Survey: Babiš most trusted politician

Finance minister and ANO chief Andrej Babiš is the country’s most trustworthy politician, suggests an opinion poll conducted by the CVVM agency at the start of last month. Some 53 percent of respondents said they trusted Mr. Babiš, who is also a billionaire businessman. He was followed in the survey by his ANO colleague Martin Stropnický, who is minister of defence. Recent opinion polls have put ANO ahead of the Social Democrats, who came first in elections in October.

Czech annual inflation sticks at 0.2 in March

The annual rate of Czech consumer price inflation stayed at 0.2 percent in March, unchanged from its rate in February, the Czech Statistics Office announced on Wednesday. Price rises were slightly lower than most economic analysts expected. The biggest factors in pushing up prices were the cost of food and non-alcoholic drinks. Ongoing cuts in the price of electricity and natural gas forced through by the national energy regulator last year have helped to subdue inflationary pressure. The latest figures will again tend to vindicate the Czech National Bank’s assertion that its weak crown policy is not pushing up prices for consumers.

Protectorate guide wins top Magnesia literary prize

A near 800 page book about Prague under the Nazi Protectorate was awarded the book of the year prize at the annual Magnesia Litera awards on Tuesday night. Author Jiří Padevět’s Průvodce protectorátní Prahou (Guide to Protectorate Prague) lists key localities where the Nazi authorities, collaborators, and opponents were located as well as details of how and where key incidents, such as the assassination of Reinhardt Heydrich and Prague uprising at the end of the war, took place. Many of the photographs used in the book were being made public for the first time.

Contemporary artists pay tribute to Kryl at Prague concert

A tribute concert to the late Czech protest singer Karel Kryl was held at the Grand Hall of Prague’s Lucerna on Tuesday night.

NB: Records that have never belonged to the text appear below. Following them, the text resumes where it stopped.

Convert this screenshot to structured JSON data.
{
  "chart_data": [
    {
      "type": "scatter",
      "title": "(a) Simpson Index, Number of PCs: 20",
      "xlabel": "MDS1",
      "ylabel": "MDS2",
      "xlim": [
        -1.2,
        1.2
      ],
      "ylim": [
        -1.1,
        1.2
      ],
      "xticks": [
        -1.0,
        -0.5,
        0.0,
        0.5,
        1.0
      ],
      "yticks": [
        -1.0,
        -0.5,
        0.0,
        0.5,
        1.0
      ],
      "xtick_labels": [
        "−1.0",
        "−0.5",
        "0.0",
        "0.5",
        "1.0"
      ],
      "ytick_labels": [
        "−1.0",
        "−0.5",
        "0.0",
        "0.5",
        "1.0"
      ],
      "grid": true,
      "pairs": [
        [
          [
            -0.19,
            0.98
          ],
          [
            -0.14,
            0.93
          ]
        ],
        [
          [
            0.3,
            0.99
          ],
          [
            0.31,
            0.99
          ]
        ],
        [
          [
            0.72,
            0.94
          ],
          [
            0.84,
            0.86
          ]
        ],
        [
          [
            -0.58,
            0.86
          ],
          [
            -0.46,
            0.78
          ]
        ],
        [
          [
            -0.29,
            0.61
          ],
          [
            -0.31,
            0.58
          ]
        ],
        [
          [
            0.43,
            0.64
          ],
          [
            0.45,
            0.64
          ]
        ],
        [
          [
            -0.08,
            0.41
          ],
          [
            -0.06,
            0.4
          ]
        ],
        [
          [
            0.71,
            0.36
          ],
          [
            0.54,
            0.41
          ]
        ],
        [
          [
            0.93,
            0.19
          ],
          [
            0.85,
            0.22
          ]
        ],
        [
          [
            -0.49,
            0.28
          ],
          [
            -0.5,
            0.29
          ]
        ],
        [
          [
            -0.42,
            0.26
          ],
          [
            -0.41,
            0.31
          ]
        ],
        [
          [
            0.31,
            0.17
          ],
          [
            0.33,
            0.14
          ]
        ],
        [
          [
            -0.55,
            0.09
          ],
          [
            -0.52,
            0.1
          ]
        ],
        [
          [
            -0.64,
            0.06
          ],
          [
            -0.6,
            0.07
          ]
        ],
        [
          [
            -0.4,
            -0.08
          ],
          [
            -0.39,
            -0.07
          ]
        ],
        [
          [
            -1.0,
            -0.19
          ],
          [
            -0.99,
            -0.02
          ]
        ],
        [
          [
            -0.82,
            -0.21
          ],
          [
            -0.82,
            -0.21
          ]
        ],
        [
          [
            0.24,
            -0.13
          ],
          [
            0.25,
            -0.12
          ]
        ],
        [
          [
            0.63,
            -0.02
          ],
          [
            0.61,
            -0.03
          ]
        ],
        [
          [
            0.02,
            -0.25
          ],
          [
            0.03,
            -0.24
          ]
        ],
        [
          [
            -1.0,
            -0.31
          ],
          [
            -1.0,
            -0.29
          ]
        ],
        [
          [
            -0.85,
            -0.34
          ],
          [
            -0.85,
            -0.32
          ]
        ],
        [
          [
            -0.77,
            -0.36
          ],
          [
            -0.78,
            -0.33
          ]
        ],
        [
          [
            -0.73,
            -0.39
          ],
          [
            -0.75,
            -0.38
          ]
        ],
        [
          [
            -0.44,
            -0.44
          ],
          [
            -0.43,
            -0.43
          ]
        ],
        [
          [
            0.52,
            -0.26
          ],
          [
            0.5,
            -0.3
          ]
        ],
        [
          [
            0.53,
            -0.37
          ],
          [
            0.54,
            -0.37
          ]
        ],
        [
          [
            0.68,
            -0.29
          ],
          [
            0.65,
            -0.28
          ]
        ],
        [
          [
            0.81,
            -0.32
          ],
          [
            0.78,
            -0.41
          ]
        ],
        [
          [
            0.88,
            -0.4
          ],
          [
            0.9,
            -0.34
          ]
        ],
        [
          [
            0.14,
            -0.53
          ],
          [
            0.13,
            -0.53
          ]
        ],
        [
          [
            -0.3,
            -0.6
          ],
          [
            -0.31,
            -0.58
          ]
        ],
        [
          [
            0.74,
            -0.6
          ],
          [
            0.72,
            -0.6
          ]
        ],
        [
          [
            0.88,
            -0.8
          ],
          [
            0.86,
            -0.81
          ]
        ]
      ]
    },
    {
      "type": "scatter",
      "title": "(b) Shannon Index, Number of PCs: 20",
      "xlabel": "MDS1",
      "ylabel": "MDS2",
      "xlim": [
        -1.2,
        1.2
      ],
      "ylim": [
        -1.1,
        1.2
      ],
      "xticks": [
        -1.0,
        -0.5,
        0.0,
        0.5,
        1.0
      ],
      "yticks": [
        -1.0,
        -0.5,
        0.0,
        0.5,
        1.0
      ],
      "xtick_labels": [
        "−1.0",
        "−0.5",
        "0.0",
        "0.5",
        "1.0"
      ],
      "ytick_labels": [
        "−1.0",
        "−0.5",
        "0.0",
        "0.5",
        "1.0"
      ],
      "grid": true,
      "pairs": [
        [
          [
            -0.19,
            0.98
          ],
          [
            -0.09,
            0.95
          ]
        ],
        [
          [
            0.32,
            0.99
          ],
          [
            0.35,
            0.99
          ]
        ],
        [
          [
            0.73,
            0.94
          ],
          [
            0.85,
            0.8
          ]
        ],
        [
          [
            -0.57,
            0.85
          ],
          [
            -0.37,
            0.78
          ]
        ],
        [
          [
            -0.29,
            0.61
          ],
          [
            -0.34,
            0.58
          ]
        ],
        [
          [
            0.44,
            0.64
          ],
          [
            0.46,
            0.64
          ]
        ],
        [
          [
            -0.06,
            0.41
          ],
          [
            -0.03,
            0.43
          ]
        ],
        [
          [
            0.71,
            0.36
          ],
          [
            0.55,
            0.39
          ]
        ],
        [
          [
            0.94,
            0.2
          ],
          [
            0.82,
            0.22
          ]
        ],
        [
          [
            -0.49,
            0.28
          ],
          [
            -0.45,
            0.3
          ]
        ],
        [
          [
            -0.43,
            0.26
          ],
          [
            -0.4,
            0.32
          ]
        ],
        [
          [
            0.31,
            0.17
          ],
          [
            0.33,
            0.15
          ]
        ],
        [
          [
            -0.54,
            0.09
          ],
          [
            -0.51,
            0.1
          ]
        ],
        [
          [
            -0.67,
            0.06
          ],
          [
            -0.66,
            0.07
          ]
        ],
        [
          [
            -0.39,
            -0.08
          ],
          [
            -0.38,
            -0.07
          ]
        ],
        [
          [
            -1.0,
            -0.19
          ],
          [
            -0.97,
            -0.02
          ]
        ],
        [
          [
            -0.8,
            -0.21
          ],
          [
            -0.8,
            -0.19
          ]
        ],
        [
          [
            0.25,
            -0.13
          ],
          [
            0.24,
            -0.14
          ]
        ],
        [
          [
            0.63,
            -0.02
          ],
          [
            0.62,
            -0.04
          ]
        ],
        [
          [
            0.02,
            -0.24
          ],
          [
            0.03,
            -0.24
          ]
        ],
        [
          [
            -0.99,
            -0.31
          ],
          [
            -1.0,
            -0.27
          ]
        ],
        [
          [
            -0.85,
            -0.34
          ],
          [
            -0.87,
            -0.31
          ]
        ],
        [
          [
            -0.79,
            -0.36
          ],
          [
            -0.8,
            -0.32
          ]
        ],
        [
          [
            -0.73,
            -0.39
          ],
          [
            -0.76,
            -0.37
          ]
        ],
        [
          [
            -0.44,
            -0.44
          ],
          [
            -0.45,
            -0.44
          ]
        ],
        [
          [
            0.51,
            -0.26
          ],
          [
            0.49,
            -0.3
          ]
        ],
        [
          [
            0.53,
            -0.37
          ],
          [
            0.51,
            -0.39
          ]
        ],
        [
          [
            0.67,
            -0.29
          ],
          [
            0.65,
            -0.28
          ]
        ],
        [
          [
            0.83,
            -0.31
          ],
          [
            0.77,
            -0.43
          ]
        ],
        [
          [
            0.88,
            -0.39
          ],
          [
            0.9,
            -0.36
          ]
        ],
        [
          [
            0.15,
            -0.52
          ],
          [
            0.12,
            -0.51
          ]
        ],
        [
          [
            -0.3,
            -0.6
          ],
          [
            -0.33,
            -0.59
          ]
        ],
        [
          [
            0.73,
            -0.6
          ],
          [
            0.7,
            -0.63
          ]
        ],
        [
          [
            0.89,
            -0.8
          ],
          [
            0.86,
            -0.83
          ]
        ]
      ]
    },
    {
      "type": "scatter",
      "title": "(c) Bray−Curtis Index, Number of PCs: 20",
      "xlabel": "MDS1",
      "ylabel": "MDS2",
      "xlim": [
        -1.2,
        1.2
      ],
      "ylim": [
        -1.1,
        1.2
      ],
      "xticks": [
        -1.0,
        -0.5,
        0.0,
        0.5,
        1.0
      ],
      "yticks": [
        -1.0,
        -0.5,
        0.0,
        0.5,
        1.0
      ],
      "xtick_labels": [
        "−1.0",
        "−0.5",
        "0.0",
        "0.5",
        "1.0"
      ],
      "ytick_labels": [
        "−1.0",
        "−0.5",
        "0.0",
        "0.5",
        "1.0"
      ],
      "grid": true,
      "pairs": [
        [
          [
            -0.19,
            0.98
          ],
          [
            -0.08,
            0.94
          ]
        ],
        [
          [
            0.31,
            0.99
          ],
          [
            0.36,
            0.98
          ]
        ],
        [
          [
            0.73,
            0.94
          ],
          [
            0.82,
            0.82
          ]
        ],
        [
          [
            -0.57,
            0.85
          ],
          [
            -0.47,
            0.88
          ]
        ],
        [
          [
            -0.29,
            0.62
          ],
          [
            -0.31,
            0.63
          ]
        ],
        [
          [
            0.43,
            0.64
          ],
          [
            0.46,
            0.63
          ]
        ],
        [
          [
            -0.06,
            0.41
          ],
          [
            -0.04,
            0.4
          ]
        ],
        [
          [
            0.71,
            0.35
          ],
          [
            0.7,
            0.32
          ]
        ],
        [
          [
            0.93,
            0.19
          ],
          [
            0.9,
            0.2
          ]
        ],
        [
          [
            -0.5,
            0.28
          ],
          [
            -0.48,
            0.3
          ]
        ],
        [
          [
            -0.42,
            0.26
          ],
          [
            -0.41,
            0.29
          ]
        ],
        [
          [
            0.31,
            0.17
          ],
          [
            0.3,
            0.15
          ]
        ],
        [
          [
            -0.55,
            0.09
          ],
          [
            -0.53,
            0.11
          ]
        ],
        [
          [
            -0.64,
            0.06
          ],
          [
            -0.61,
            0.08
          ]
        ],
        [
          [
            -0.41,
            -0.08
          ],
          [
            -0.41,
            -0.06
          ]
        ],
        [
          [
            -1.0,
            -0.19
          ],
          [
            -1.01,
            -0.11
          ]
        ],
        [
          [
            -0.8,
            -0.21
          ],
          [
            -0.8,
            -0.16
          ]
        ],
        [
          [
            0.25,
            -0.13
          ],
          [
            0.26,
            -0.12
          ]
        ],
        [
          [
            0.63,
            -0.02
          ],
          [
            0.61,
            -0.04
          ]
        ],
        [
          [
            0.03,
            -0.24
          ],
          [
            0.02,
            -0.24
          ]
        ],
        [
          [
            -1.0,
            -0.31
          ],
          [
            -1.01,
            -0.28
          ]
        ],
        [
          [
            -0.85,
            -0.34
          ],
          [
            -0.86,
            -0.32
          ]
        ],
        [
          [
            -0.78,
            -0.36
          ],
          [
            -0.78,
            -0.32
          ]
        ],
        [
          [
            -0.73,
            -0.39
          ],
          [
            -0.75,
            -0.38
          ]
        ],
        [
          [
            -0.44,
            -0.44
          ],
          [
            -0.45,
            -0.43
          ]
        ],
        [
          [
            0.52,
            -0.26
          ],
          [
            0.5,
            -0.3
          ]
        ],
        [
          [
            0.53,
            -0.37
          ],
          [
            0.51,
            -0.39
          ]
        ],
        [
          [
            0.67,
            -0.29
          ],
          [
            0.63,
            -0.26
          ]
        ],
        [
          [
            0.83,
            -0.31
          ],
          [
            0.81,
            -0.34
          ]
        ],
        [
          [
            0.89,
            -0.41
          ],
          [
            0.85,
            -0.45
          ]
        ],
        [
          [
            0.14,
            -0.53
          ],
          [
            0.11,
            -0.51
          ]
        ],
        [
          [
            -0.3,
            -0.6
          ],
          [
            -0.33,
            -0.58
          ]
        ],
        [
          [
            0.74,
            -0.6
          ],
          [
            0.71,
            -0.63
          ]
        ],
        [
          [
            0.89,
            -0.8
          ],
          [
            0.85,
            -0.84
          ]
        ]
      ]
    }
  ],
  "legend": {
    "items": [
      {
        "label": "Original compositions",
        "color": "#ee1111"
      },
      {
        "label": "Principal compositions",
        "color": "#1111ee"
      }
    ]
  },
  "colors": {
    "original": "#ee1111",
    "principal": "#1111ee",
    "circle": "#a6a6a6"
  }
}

Artists such as Tomáš Klus, Aneta Langerová, Markéta Irglová and Michal Hrůza performed songs written by Kryl, who was born 70 years ago this Saturday. After the 1968 Soviet-led invasion of Czechoslovakia the anti-communist musician emigrated to West Germany, from where he broadcast to his compatriots on Radio Free Europe. He died in 1994 at the age of 49.

Kvitová to lead Czechs in Fed Cup semi-final tie with Italy

World number six Petra Kvitová will lead the Czech women’s tennis team in a Fed Cup semi-finals tie with defending champions Italy in Ostrava next weekend. Kvitová had missed the last round due to illness. The other members of the team are Lucie Šafářová, Klára Koukalová and doubles specialist Andrea Hlaváčková. If the Czechs get past the Italians it will be their third appearance in the final in four years.